By Jim Tompkins
CEO, Tompkins International
In part 1 of this two-part blog, I explained why analyzing the retail performance data of year 2014: 1) was important as retailers, consumer products companies, distributors, 3PLs, and others tried to anticipate the future; and 2) was very confusing and difficult for a wide variety of reasons, but I will give this my best shot here.
First, let me limit my risk of error by saying:
- The trends I present are occurring globally, but the quantification of these trends is specifically regarding 2014 retail performance in the United States.
- The quantification of these trends is presented as ranges and there is a wide range of circumstances covered by the results.
- All of the quantification is evolving, so do not attempt to get overly specific with the numbers I present.

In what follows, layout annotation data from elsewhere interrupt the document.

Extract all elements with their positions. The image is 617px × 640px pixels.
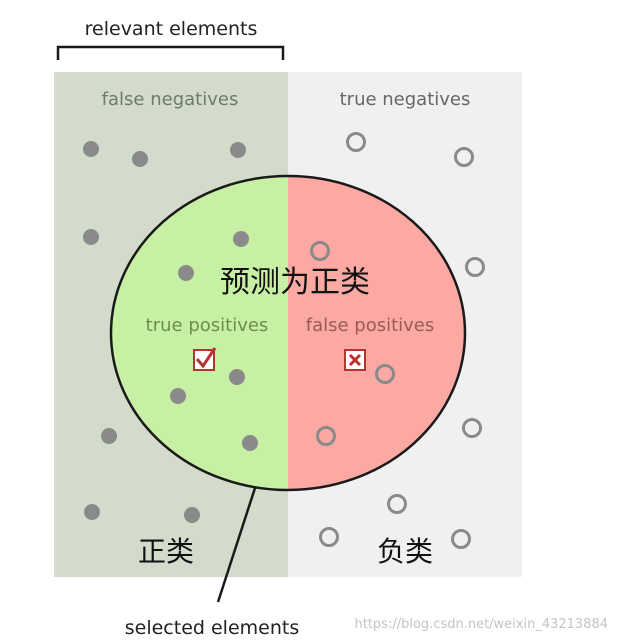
irrelevant-dots bbox=[310, 132, 485, 549]
filled-dot bbox=[229, 369, 245, 385]
filled-dot bbox=[242, 435, 258, 451]
hollow-dot bbox=[454, 147, 474, 167]
hollow-dot bbox=[451, 529, 471, 549]
filled-dot bbox=[101, 428, 117, 444]
relevant-elements-label: relevant elements bbox=[85, 18, 258, 40]
hollow-dot bbox=[310, 241, 330, 261]
false-positive-area bbox=[288, 176, 465, 490]
filled-dot bbox=[83, 229, 99, 245]
cross-box-icon bbox=[344, 349, 366, 371]
hollow-dot bbox=[316, 426, 336, 446]
true-positive-area bbox=[111, 176, 288, 490]
hollow-dot bbox=[375, 364, 395, 384]
filled-dot bbox=[170, 388, 186, 404]
hollow-dot bbox=[462, 418, 482, 438]
positive-class-label: 正类 bbox=[138, 535, 194, 568]
relevant-bracket bbox=[56, 45, 285, 60]
filled-dot bbox=[230, 142, 246, 158]
false-positives-label: false positives bbox=[306, 315, 435, 336]
hollow-dot bbox=[465, 257, 485, 277]
selected-elements-label: selected elements bbox=[125, 617, 300, 639]
negative-class-label: 负类 bbox=[377, 535, 433, 568]
predicted-positive-label: 预测为正类 bbox=[220, 265, 370, 300]
relevant-dots bbox=[83, 141, 258, 523]
filled-dot bbox=[84, 504, 100, 520]
filled-dot bbox=[83, 141, 99, 157]
filled-dot bbox=[184, 507, 200, 523]
filled-dot bbox=[132, 151, 148, 167]
selected-pointer-line bbox=[216, 487, 257, 603]
hollow-dot bbox=[319, 527, 339, 547]
filled-dot bbox=[233, 231, 249, 247]
watermark: https://blog.csdn.net/weixin_43213884 bbox=[354, 617, 608, 632]
hollow-dot bbox=[387, 494, 407, 514]
hollow-dot bbox=[346, 132, 366, 152]
selected-circle-outline bbox=[109, 174, 467, 492]
true-positives-label: true positives bbox=[146, 315, 269, 336]
true-negatives-label: true negatives bbox=[340, 89, 471, 110]
false-negatives-label: false negatives bbox=[102, 89, 239, 110]
filled-dot bbox=[178, 265, 194, 281]
check-box-icon bbox=[193, 347, 217, 371]
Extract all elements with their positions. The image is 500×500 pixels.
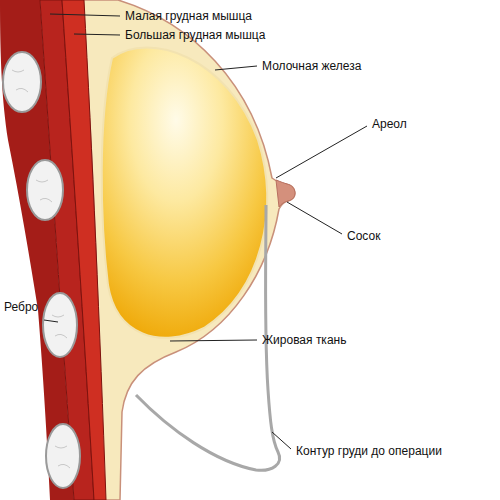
preop-contour [136, 205, 280, 470]
mammary-gland [102, 47, 267, 337]
part-label: Сосок [347, 229, 380, 243]
rib [43, 293, 77, 357]
rib [27, 160, 63, 220]
leader-line [74, 34, 120, 35]
leader-line [50, 14, 120, 16]
part-label: Молочная железа [262, 59, 361, 73]
rib-texture [12, 70, 70, 468]
leader-lines [44, 14, 367, 449]
part-label: Ареол [372, 117, 407, 131]
leader-line [215, 66, 257, 70]
leader-line [272, 432, 291, 449]
leader-line [276, 126, 367, 178]
rib [46, 424, 80, 488]
nipple [276, 180, 295, 207]
fat-tissue [82, 0, 295, 500]
leader-line [170, 340, 257, 341]
part-label: Ребро [4, 300, 38, 314]
leader-line [287, 202, 342, 234]
rib [3, 52, 41, 112]
part-label: Контур груди до операции [296, 444, 442, 458]
part-label: Малая грудная мышца [125, 9, 252, 23]
part-label: Большая грудная мышца [125, 28, 265, 42]
leader-line [44, 320, 58, 322]
ribs [3, 52, 80, 488]
part-label: Жировая ткань [262, 333, 346, 347]
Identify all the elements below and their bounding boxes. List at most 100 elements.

Here is my Top 10 reflections on 2014 that we need to carry forward:
- Retail store traffic is down. In the US we are seeing numbers from 5 to 12% less traffic. Retail traffic per square foot fell from 2-7% for 2014.
- Conversation rates are up for customers in store. This relates to omnichannel as customers come to the store based on what they have seen online. So the metric of importance here is not conversation rate, but the reality that a company's in-store performance is significantly impacted by their online presence. Numbers from 45% to 75% of shoppers are in-store as results of an online experience (omnichannel) are not unusual.
- Ecommerce sales in 2014 increased between 12-25%.
- Mcommerce (Mobile commerce) traffic improved from 35-55% and Mcommerce shopping increased 20-35%.
- Promotions spread the peak periods. Peak periods became less peaky. Fewer shoppers are buying on Big shopping days (Thanksgiving, Black Friday, Cyber Monday) as they already bought earlier at a promotion they felt was a good value.
- The busier the time of year (Back-to-School, Black Friday, Green Monday, Valentine's Day, Mothers Day, etc) the more likely the shoppers are to go to ecommerce.
- Due to mobile shopping and free shipping the average Direct-to-Consumer order had 4-10% fewer items per order. Customers are ordering more often with fewer items per order.
- Customers are taking shopping seriously. Although the recession is behind us, shoppers are focused on what they want (free shipping, free returns, good value, private label quality) and are not shopping as if the recession is behind us. Contrary to what some "experts" claim we do not see customers as being "carefree". To the contrary they are more savvy and methodical.
- Customers are evaluating the speed of delivery. They are not willing to pay for same day or next day, but they do not accept 4 day or 5 day delivery.
- Different countries are growing ecommerce at different rates. You need to evaluate your strategy for each country going forward. Consider:
- France, Japan and South Korea- 10-15%
- Canada, Russia, UK and US- 15-20%
- Brazil and Germany-20-25%
- China- 30-35%
So, lots of evolution and transformation ahead for retailers, consumer products companies, 3PL's and distributors. I strongly recommend you stay in sync with omnichannel, e-commerce, m-commerce, the impacts of promotions, order profile changes, speed of delivery, and cross border strategies. Falling behind on these trends and marching to last year's drummer could very well result in you not looking good at the end of 2015. The pace of change requires you to keep up, or risk falling behind competitors.